Assuming no other major changes in the economy or government programs, Zandi says, his models show a similar trend, with a fiscal meltdown hitting in 2028.
Two factors would drive that increase. The smaller one is that the aging of the huge baby boomer generation has started to pinch Social Security’s finances, as has been forecast for years. The system paid more than it took in in 2010 and 2011, the first time that has happened since 1983.
“Social Security has always added to government net resources; now it’s running deficits of $100 billion or more a year,” said J.D. Foster, a senior fellow at the Heritage Foundation.

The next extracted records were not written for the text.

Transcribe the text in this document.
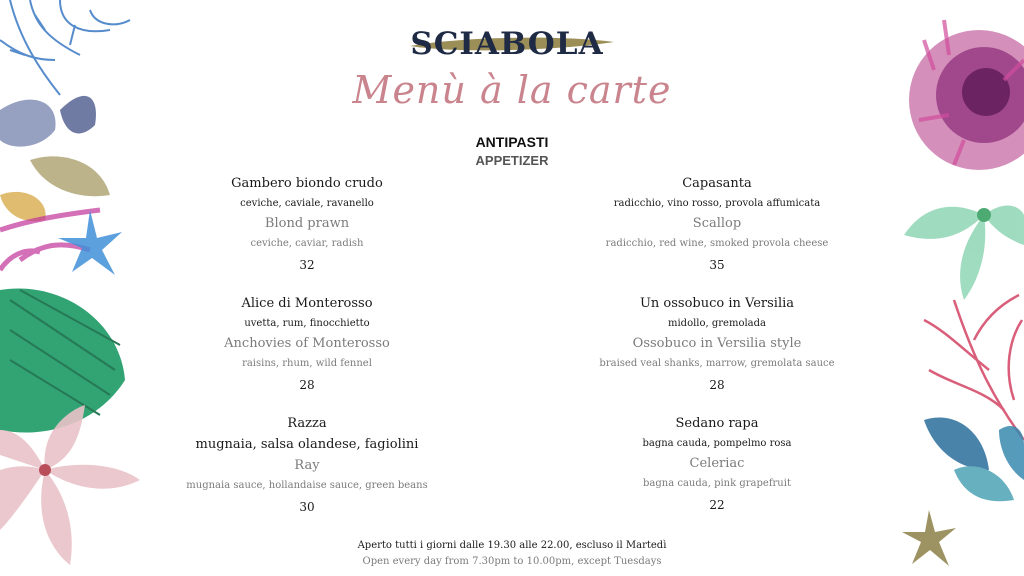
SCIABOLA
Menù à la carte
ANTIPASTI
APPETIZER
Gambero biondo crudo
ceviche, caviale, ravanello
Blond prawn
ceviche, caviar, radish
32
Capasanta
radicchio, vino rosso, provola affumicata
Scallop
radicchio, red wine, smoked provola cheese
35
Alice di Monterosso
uvetta, rum, finocchietto
Anchovies of Monterosso
raisins, rhum, wild fennel
28
Un ossobuco in Versilia
midollo, gremolada
Ossobuco in Versilia style
braised veal shanks, marrow, gremolata sauce
28
Razza
mugnaia, salsa olandese, fagiolini
Ray
mugnaia sauce, hollandaise sauce, green beans
30
Sedano rapa
bagna cauda, pompelmo rosa
Celeriac
bagna cauda, pink grapefruit
22
Aperto tutti i giorni dalle 19.30 alle 22.00, escluso il Martedì
Open every day from 7.30pm to 10.00pm, except Tuesdays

Although by law Social Security does not directly add to the nation’s debt, the system’s changing financial picture creates potential problems. When Social Security taps some of its vast surplus from previous years to keep from cutting benefits, the government has to borrow to produce that money because it already has used it.
Still, spending on Social Security will rise only to 6% of GDP in 2030, from 5% today, according to the Congressional Budget Office. And the trust fund isn’t projected to run out of money until 2033.
Federal expenditures for healthcare are projected to rise much faster and are the single biggest problem for the long-term sustainability of the budget.
Spending for Medicare, the largest of the government’s health programs, grew an average of 6.7% a year from 2007 through 2011. It rose by only half that in the last fiscal year, but experts say it’s hard to know whether that slowdown is permanent.
“By later in the decade, we should have substantially more knowledge of what works and what doesn’t” to slow healthcare cost without impairing quality, Kogan said in a recent policy paper.
Stabilizing the debt over the coming decade, he said, would “buy time to find answers to these important questions.”